É suposto os reassentamentos serem realizados mediante uma “consulta pública” (art.


23 do Decreto). Muitas Organizações da Sociedade Civil (OSC) criticam os contornos
dessas consultas por diversas razões: a não disponibilização de informação completa,
em tempo útil, insuficiência de tempo para as necessárias discussões entre os
membros da comunidade, uso de truques para aldrabar as comunidades
maioritariamente iletradas, falta de autonomia financeira e material dos representantes
do Estado que devem acompanhar o processo de reassentamento.

Ora, por cima do questionamento dos contornos da consulta pública é preciso


questionar o modelo por detrás da consulta pública. Repare-se na terminologia do
Regulamento que fala dos afectados como tendo direito de “dar opinião” e não de
“decidir” – ver alínea f do art. 10 do Decreto 31/2012 de 8 de Agosto.
Existe uma grande diferença entre opinar e decidir, entre consultar e negociar. A
única forma que pode romper com o ciclo de empobrecimento das comunidades
reassentadas é adoptar o formato de negociação e não de consulta.

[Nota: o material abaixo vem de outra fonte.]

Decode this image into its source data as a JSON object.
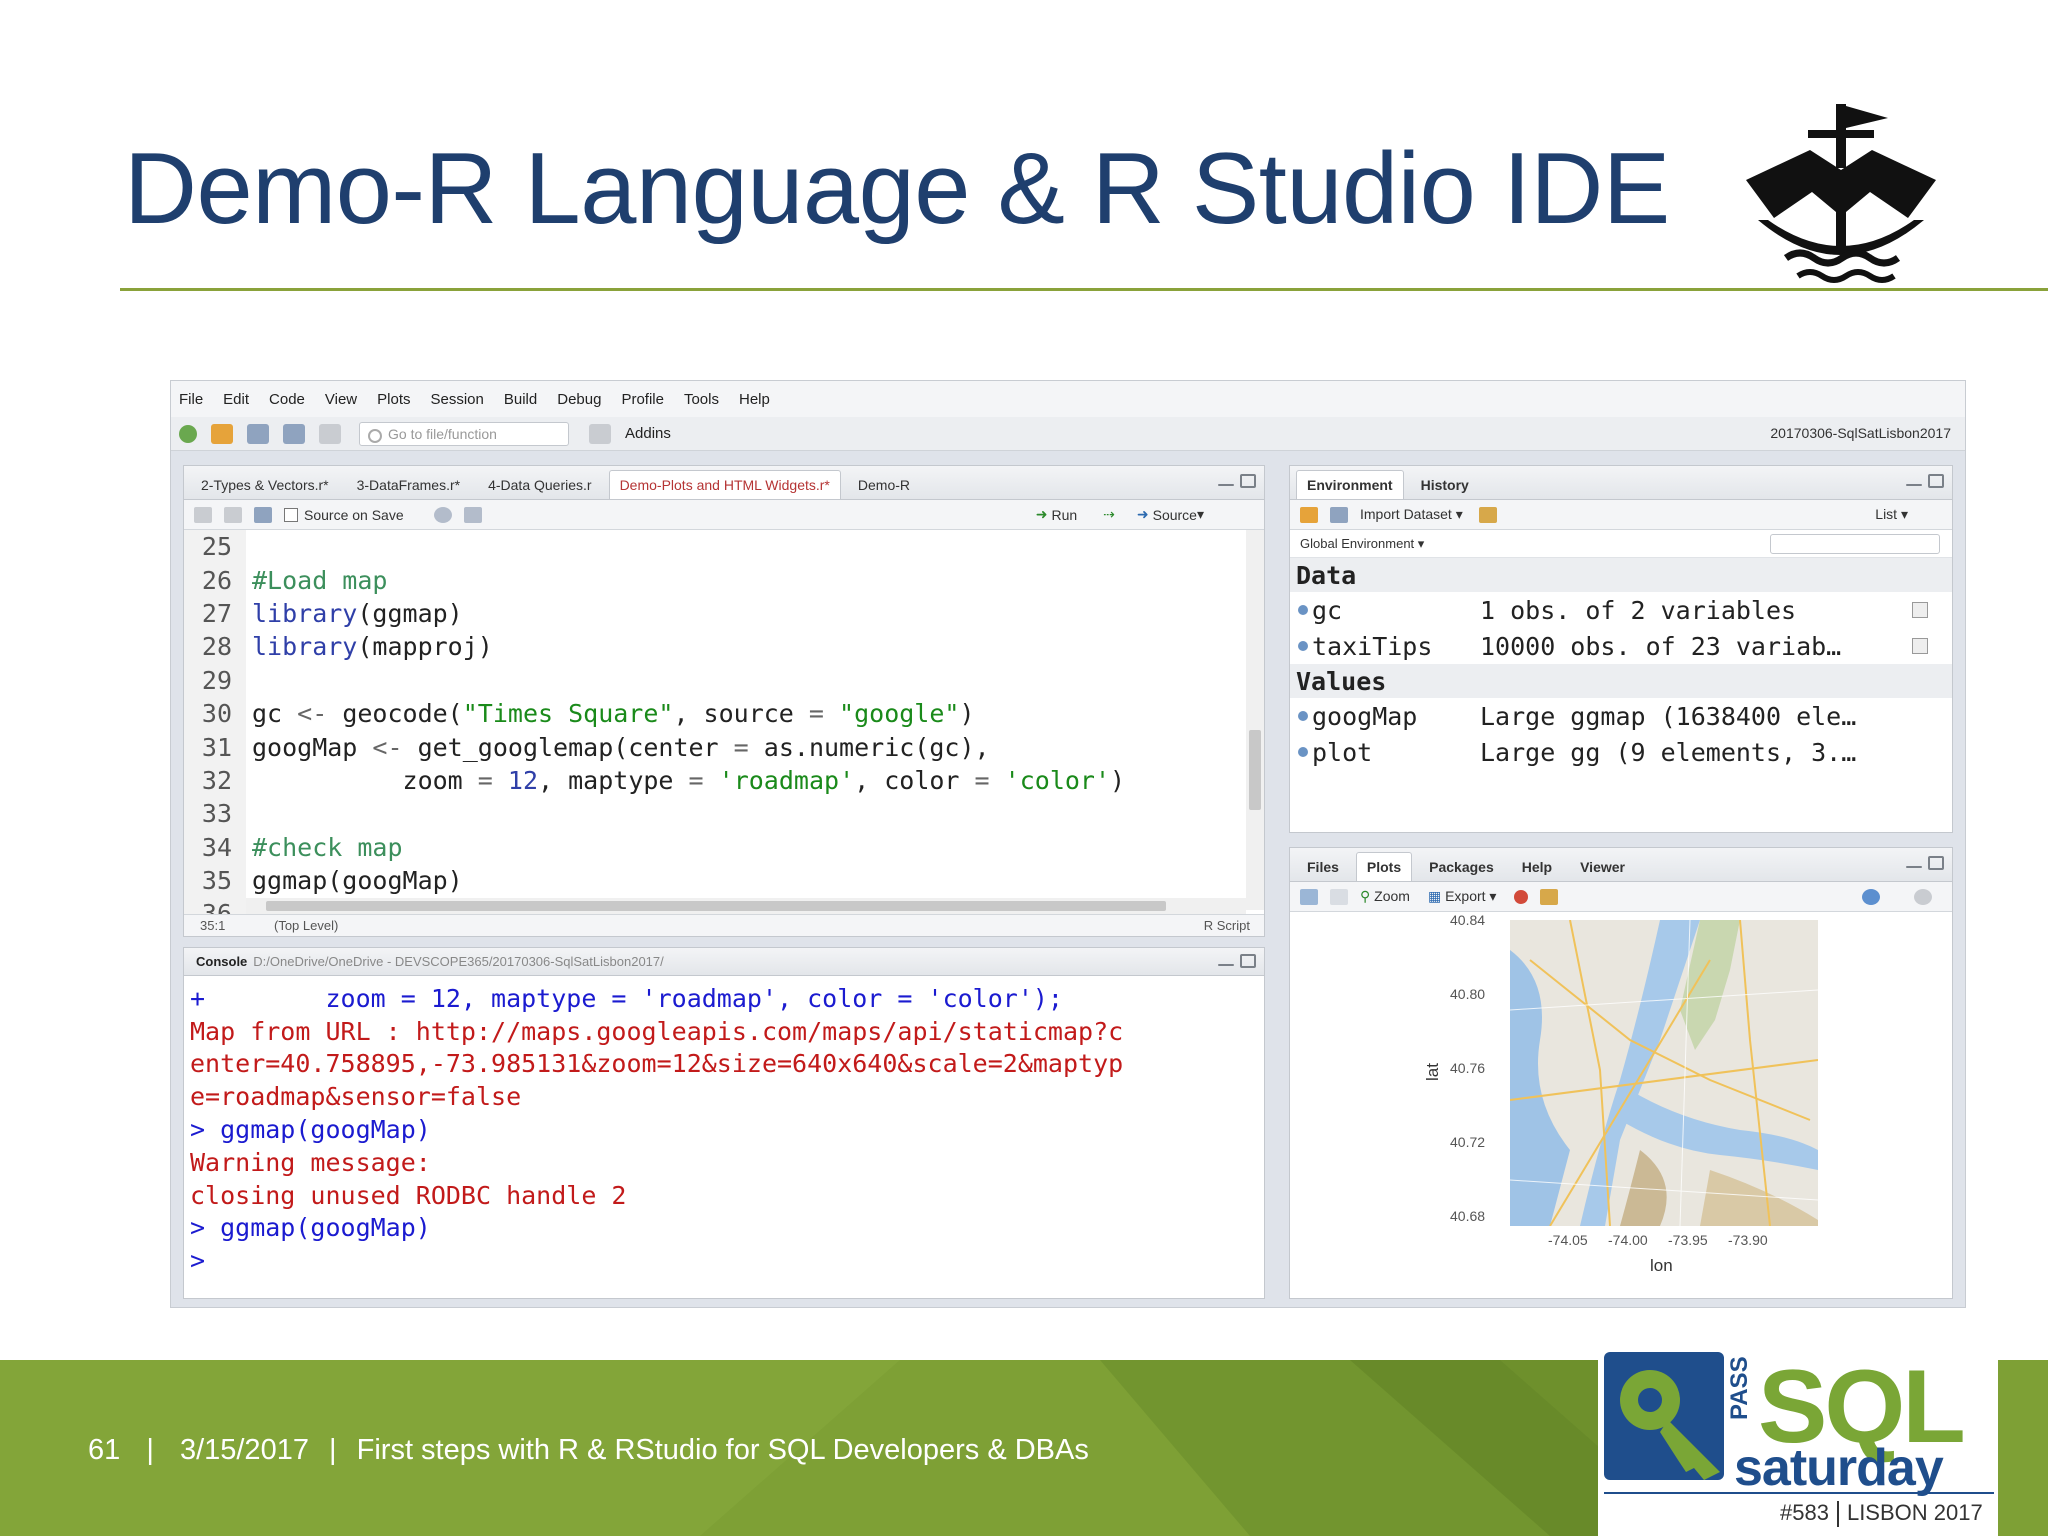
{
  "slide": {
    "title": "Demo-R Language & R Studio IDE",
    "footer": {
      "page": "61",
      "date": "3/15/2017",
      "talk": "First steps with R & RStudio for SQL Developers & DBAs",
      "separator": "|"
    },
    "sponsor_logo": {
      "sql": "SQL",
      "pass": "PASS",
      "saturday": "saturday",
      "event_number": "#583",
      "event_city": "LISBON 2017"
    },
    "colors": {
      "title": "#1f3f6e",
      "rule": "#8aa23a",
      "footer_green": "#7ea035"
    }
  },
  "rstudio": {
    "menu": [
      "File",
      "Edit",
      "Code",
      "View",
      "Plots",
      "Session",
      "Build",
      "Debug",
      "Profile",
      "Tools",
      "Help"
    ],
    "toolbar": {
      "goto_placeholder": "Go to file/function",
      "addins": "Addins",
      "project": "20170306-SqlSatLisbon2017"
    },
    "editor": {
      "tabs": [
        "2-Types & Vectors.r*",
        "3-DataFrames.r*",
        "4-Data Queries.r",
        "Demo-Plots and HTML Widgets.r*",
        "Demo-R"
      ],
      "active_tab_index": 3,
      "source_on_save": "Source on Save",
      "run": "Run",
      "source": "Source",
      "lines": [
        {
          "n": "25",
          "text": ""
        },
        {
          "n": "26",
          "text": "#Load map"
        },
        {
          "n": "27",
          "text": "library(ggmap)"
        },
        {
          "n": "28",
          "text": "library(mapproj)"
        },
        {
          "n": "29",
          "text": ""
        },
        {
          "n": "30",
          "text": "gc <- geocode(\"Times Square\", source = \"google\")"
        },
        {
          "n": "31",
          "text": "googMap <- get_googlemap(center = as.numeric(gc),"
        },
        {
          "n": "32",
          "text": "          zoom = 12, maptype = 'roadmap', color = 'color')"
        },
        {
          "n": "33",
          "text": ""
        },
        {
          "n": "34",
          "text": "#check map"
        },
        {
          "n": "35",
          "text": "ggmap(googMap)"
        },
        {
          "n": "36",
          "text": ""
        }
      ],
      "status_pos": "35:1",
      "status_level": "(Top Level)",
      "status_type": "R Script"
    },
    "console": {
      "label": "Console",
      "path": "D:/OneDrive/OneDrive - DEVSCOPE365/20170306-SqlSatLisbon2017/",
      "lines": [
        {
          "kind": "cont",
          "text": "+        zoom = 12, maptype = 'roadmap', color = 'color');"
        },
        {
          "kind": "msg",
          "text": "Map from URL : http://maps.googleapis.com/maps/api/staticmap?c"
        },
        {
          "kind": "msg",
          "text": "enter=40.758895,-73.985131&zoom=12&size=640x640&scale=2&maptyp"
        },
        {
          "kind": "msg",
          "text": "e=roadmap&sensor=false"
        },
        {
          "kind": "prompt",
          "text": "> ggmap(googMap)"
        },
        {
          "kind": "msg",
          "text": "Warning message:"
        },
        {
          "kind": "msg",
          "text": "closing unused RODBC handle 2"
        },
        {
          "kind": "prompt",
          "text": "> ggmap(googMap)"
        },
        {
          "kind": "prompt",
          "text": "> "
        }
      ]
    },
    "environment": {
      "tabs": [
        "Environment",
        "History"
      ],
      "import_dataset": "Import Dataset",
      "list_view": "List",
      "scope": "Global Environment",
      "data_header": "Data",
      "values_header": "Values",
      "data": [
        {
          "name": "gc",
          "value": "1 obs. of 2 variables"
        },
        {
          "name": "taxiTips",
          "value": "10000 obs. of 23 variab…"
        }
      ],
      "values": [
        {
          "name": "googMap",
          "value": "Large ggmap (1638400 ele…"
        },
        {
          "name": "plot",
          "value": "Large gg (9 elements, 3.…"
        }
      ]
    },
    "plots": {
      "tabs": [
        "Files",
        "Plots",
        "Packages",
        "Help",
        "Viewer"
      ],
      "zoom": "Zoom",
      "export": "Export",
      "y_ticks": [
        "40.84",
        "40.80",
        "40.76",
        "40.72",
        "40.68"
      ],
      "x_ticks": [
        "-74.05",
        "-74.00",
        "-73.95",
        "-73.90"
      ],
      "xlabel": "lon",
      "ylabel": "lat"
    }
  }
}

4. NOTA FINAL: Dado que os reassentamentos empobrecem as comunidades


afectadas, que saídas?
Em face do acima exposto, há três possíveis saídas. A primeira saída (NADA
FAZER) passa por continuarmos a reassentar tudo e todos como se faz actualmente,
assumindo que “o país é pobre, e por isso precisa de implementar estes projectos
extractivos”. Esta seria uma saída precária, inútil ao país e prejudicial às comunidades
afectadas hoje bem como às gerações vindouras. Esta saída pode ser designada como
a de “nada fazer.”

A segunda saída (MANTER O ACTUAL MODELO, CORRIGINDO-O). Esta saída


passaria por dizermos algo como “podemos continuar a reassentar tudo e todos” desde
que “corrijamos as falhas que o actual modelo tem” na esperança de que os
reassentamentos deixem de ser empobrecedores. Esta saída pode resolver os
problemas dos reassentamentos passados, no curto prazo, mas não é sustentável no
longo prazo.

A terceira saída (RECONSTRUIR E SUBSTITUIR O ACTUAL MODELO). Esta


saída implica desconstruir todo o modelo por detrás da inevitabilidade da extracção
mineira que torna inevitável os reassentamentos. Ou seja, é preciso tratar a indústria
extractiva em pé de igualdade com as outras indústrias, sem a primazia de que ela
goza actualmente sobre a indústria agro-alimentar, turística, etc.